During embryogenesis genes are expressed in temporal and spatial manner to perform functions. Based on our previous work, two differentially expressed genes, CagMdkb and CagApoA-IV, were identified from the suppression subtractive hybridization (SSH) cDNA plasmid libraries between 10-somite embryos and gastrula embryos in gibel carp. Their expression patterns and functions during embryogenesis were investigated in present study.
Mdk is a secreted protein that plays an important role in neurogenesis and involves in human tumors. In this study, RT-PCR analysis reveals that CagMdkb is first transcribed in gastrula embryos and maintains a relatively stable expression level during the following embryogenesis. Western blot analysis reveals a 19 kDa maternal CagMdkb protein band. At around 10 somite stage, the 19 kDa CagMdkb is processed to another protein band of about 17 kDa, which might be the secreted form with the 21-residue signal peptide removed. With immunofluorescence analysis, maternal CagMdkb protein is localized in each blastamere cell of early embryos. The zygotic CagMdkb positive fluorescence signal is detected from a pair of large neurons at 18-somite stage. At the later stages, CagMdkb protein is also extended to numerous small neurons in forebrain, midbrain and hindbrain, as well as nerve fibers in spinal cord. Co-localization with 3A10 antibody reveals CagMdkb immunoreactivity on the developing Mauthner neuron, a member of reticulospinal neurons. In addition, ectopic expression of CagMdkb in early embryos of gibel carp and zebrafish suppresses forebrain structures formation, and CagMdkb function depends on the secretory activity. All these findings indicate that CagMdkb plays an important role in neural development during gibel carp embryogenesis and there is functional conservation of Mdkb in fish brain formation.

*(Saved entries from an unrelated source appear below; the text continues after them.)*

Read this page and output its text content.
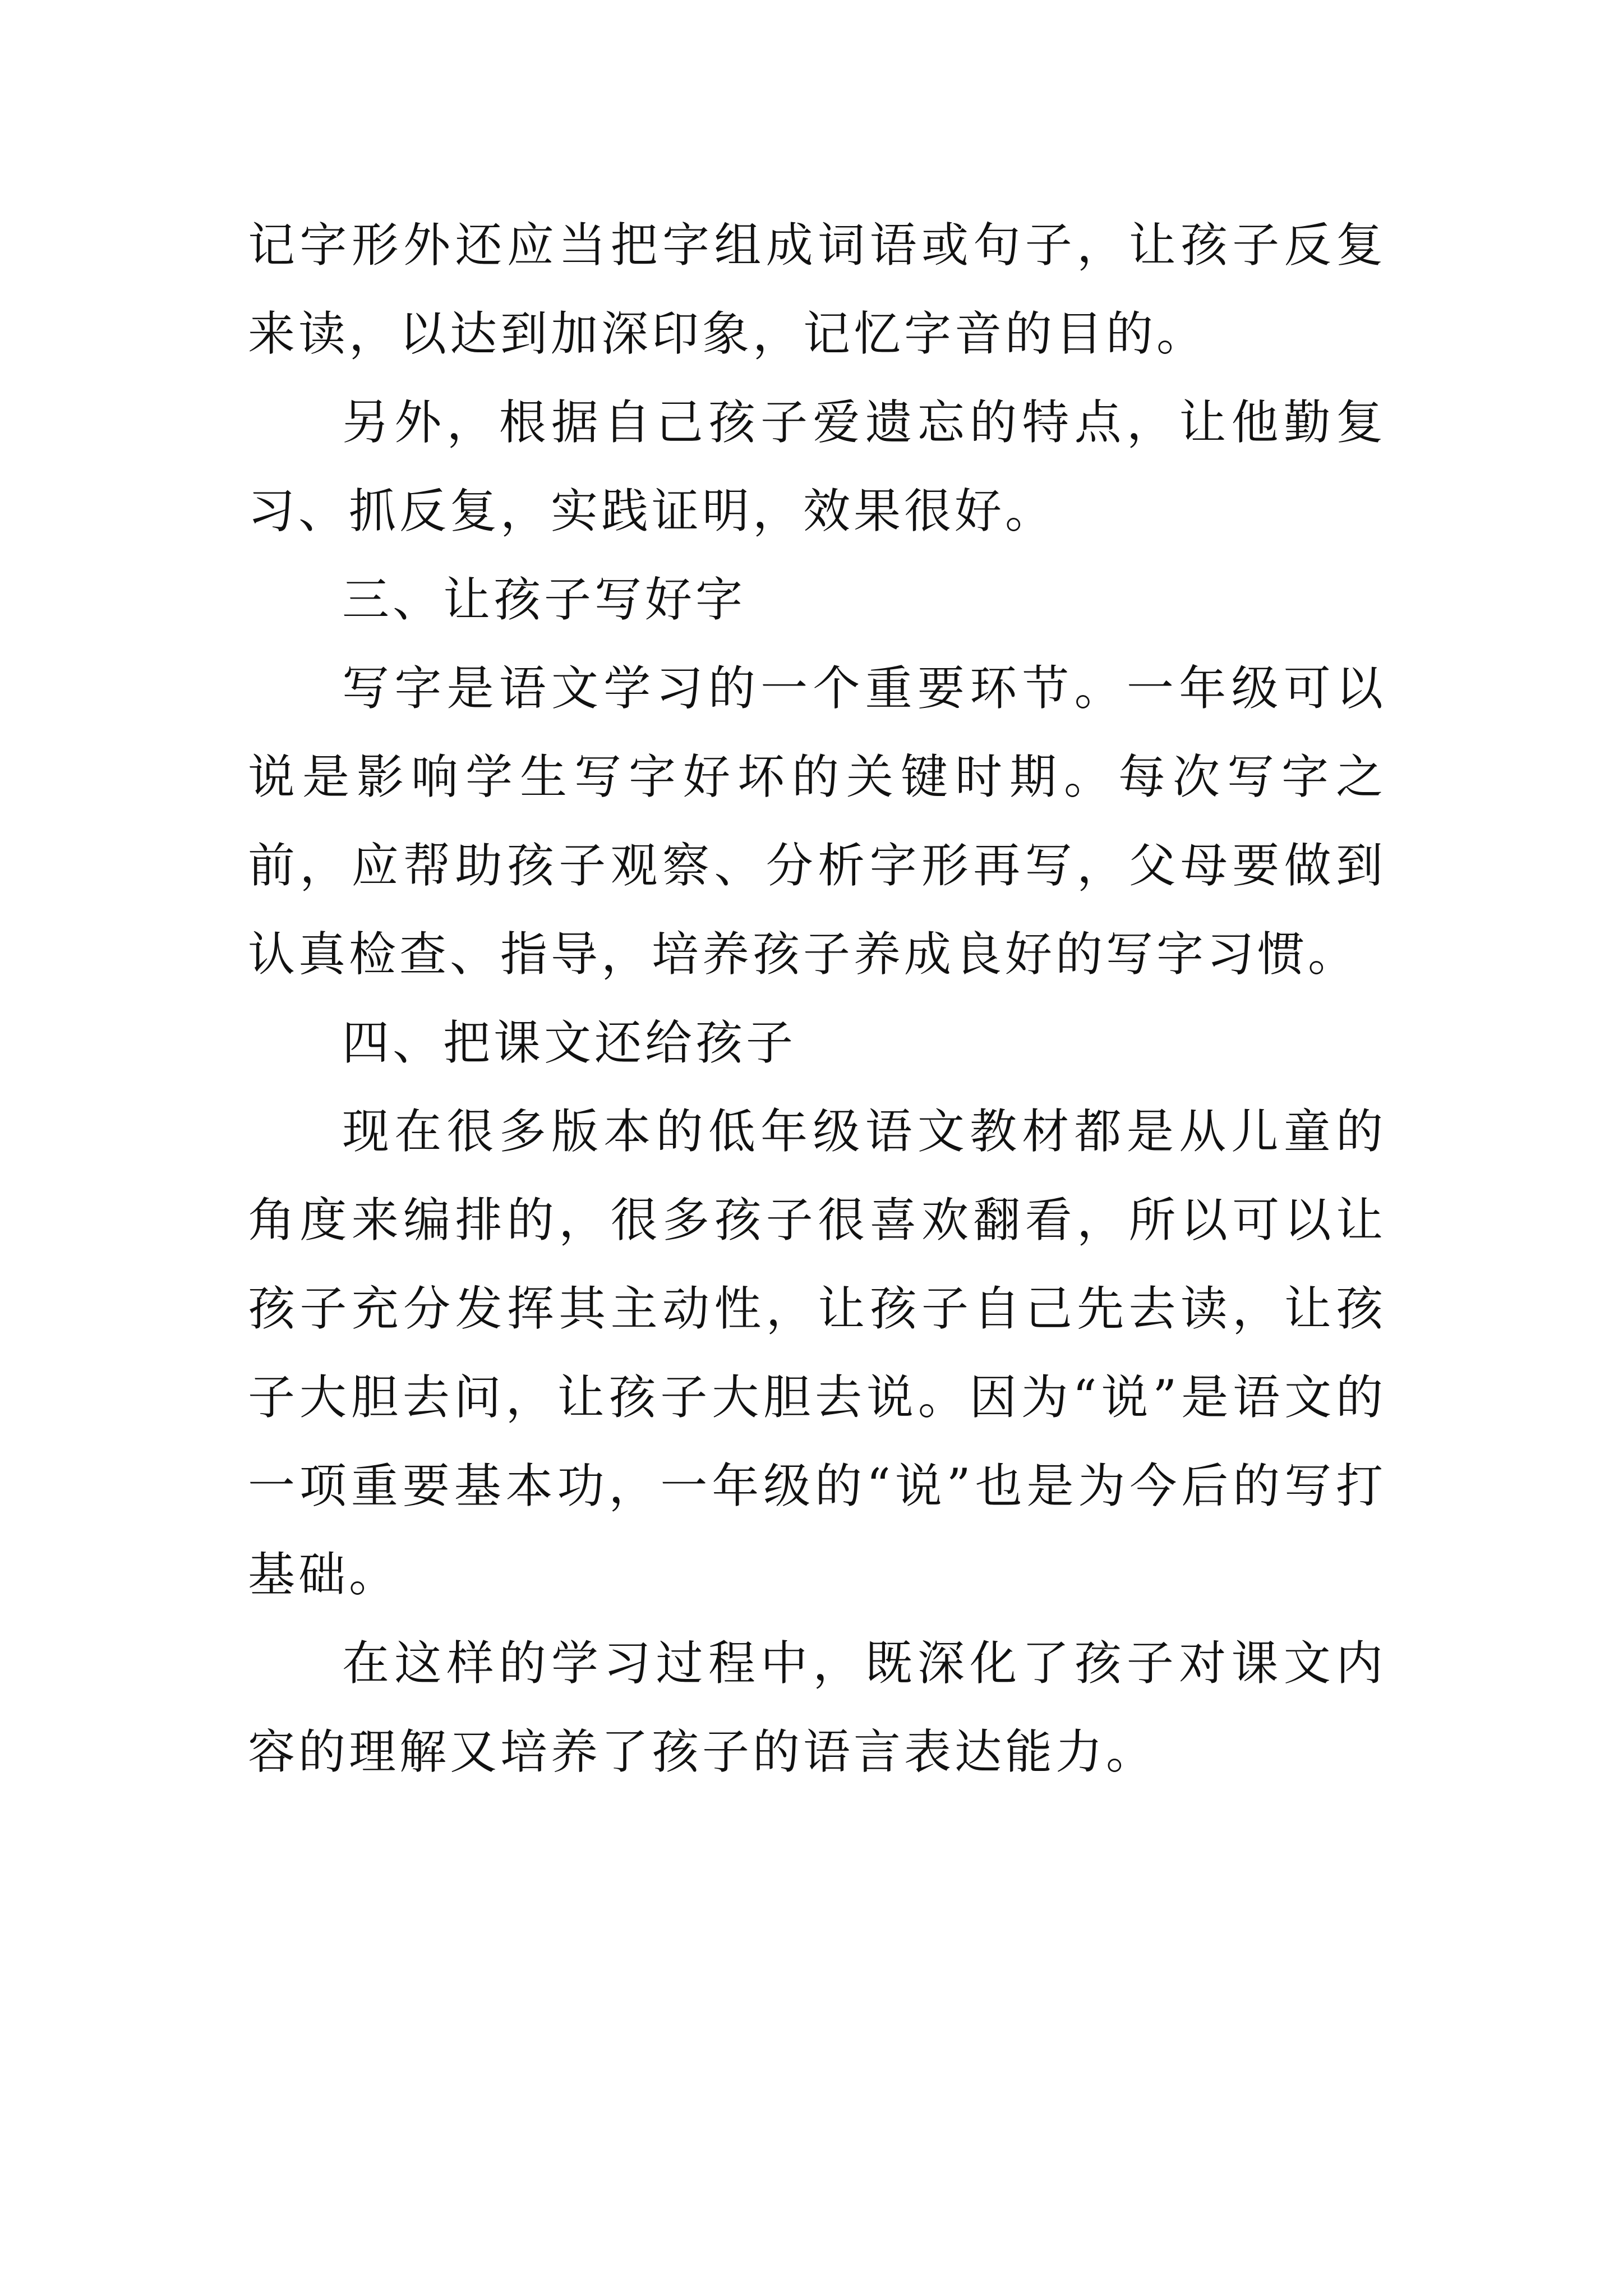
记字形外还应当把字组成词语或句子，让孩子反复来读，以达到加深印象，记忆字音的目的。

另外，根据自己孩子爱遗忘的特点，让他勤复习、抓反复，实践证明，效果很好。

三、让孩子写好字

写字是语文学习的一个重要环节。一年级可以说是影响学生写字好坏的关键时期。每次写字之前，应帮助孩子观察、分析字形再写，父母要做到认真检查、指导，培养孩子养成良好的写字习惯。

四、把课文还给孩子

现在很多版本的低年级语文教材都是从儿童的角度来编排的，很多孩子很喜欢翻看，所以可以让孩子充分发挥其主动性，让孩子自己先去读，让孩子大胆去问，让孩子大胆去说。因为“说”是语文的一项重要基本功，一年级的“说”也是为今后的写打基础。

在这样的学习过程中，既深化了孩子对课文内容的理解又培养了孩子的语言表达能力。
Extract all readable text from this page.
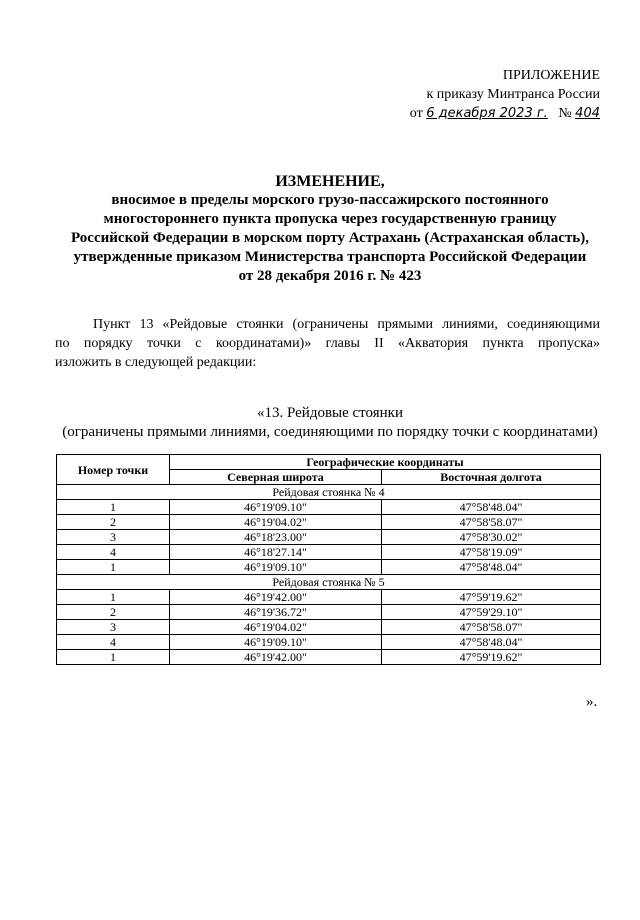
ПРИЛОЖЕНИЕ
к приказу Минтранса России
от 6 декабря 2023 г. № 404
ИЗМЕНЕНИЕ,
вносимое в пределы морского грузо-пассажирского постоянного
многостороннего пункта пропуска через государственную границу
Российской Федерации в морском порту Астрахань (Астраханская область),
утвержденные приказом Министерства транспорта Российской Федерации
от 28 декабря 2016 г. № 423
Пункт 13 «Рейдовые стоянки (ограничены прямыми линиями, соединяющими
по порядку точки с координатами)» главы II «Акватория пункта пропуска»
изложить в следующей редакции:
«13. Рейдовые стоянки
(ограничены прямыми линиями, соединяющими по порядку точки с координатами)
Номер точки	Географические координаты	
	Северная широта	Восточная долгота
Рейдовая стоянка № 4		
1	46°19'09.10"	47°58'48.04"
2	46°19'04.02"	47°58'58.07"
3	46°18'23.00"	47°58'30.02"
4	46°18'27.14"	47°58'19.09"
1	46°19'09.10"	47°58'48.04"
Рейдовая стоянка № 5		
1	46°19'42.00"	47°59'19.62"
2	46°19'36.72"	47°59'29.10"
3	46°19'04.02"	47°58'58.07"
4	46°19'09.10"	47°58'48.04"
1	46°19'42.00"	47°59'19.62"
».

ApoA-IV is a member of apolipoprotein family. Whole-mount in situ hybridization reveals CagApoA-IV is predominantly transcribed at YSL in the early embryos, and later the transcripts are restricted in the liver in 5-day larva. In adult the transcripts are mainly in liver and intestine. The newly synthesized CagApoA-IV protein was also firstly detected in the YSL in early stage. At larvae stage CagApoA-IV protein is abundantly localized in the brain ventricles, in pharynx and gill lamellae, in the endothelium layers of swim bladder, in the epithelial complex of pronephric tubules, in the atria and ventricle of the heart, in the sinusoids of the liver, in the dorsal aorta and intersegmental vessels and in the pancreas islet. When anti-sense morpholinos were injected into 1-cell stage embryos, the expression of the CagApoA-IV was reduced from gastrula stage, which leads to severe deficiencies in embryos and larvae at later stages. The dominant optic deficiencies include the shrink brain, abnormal cardiovascular system and decreased yolk absorbability. The anatomic sections also show severe deficiencies in other mesodermal and endodermal organs such as liver, intestine, kidney, and swim bladder. The data indicate that CagApoA-IV not only plays important roles in digestive system development but also affects brain and cardiovascular system formation which implicates deduced CagApoA-IV expression may related with the diseases in brain and cardiovascular system.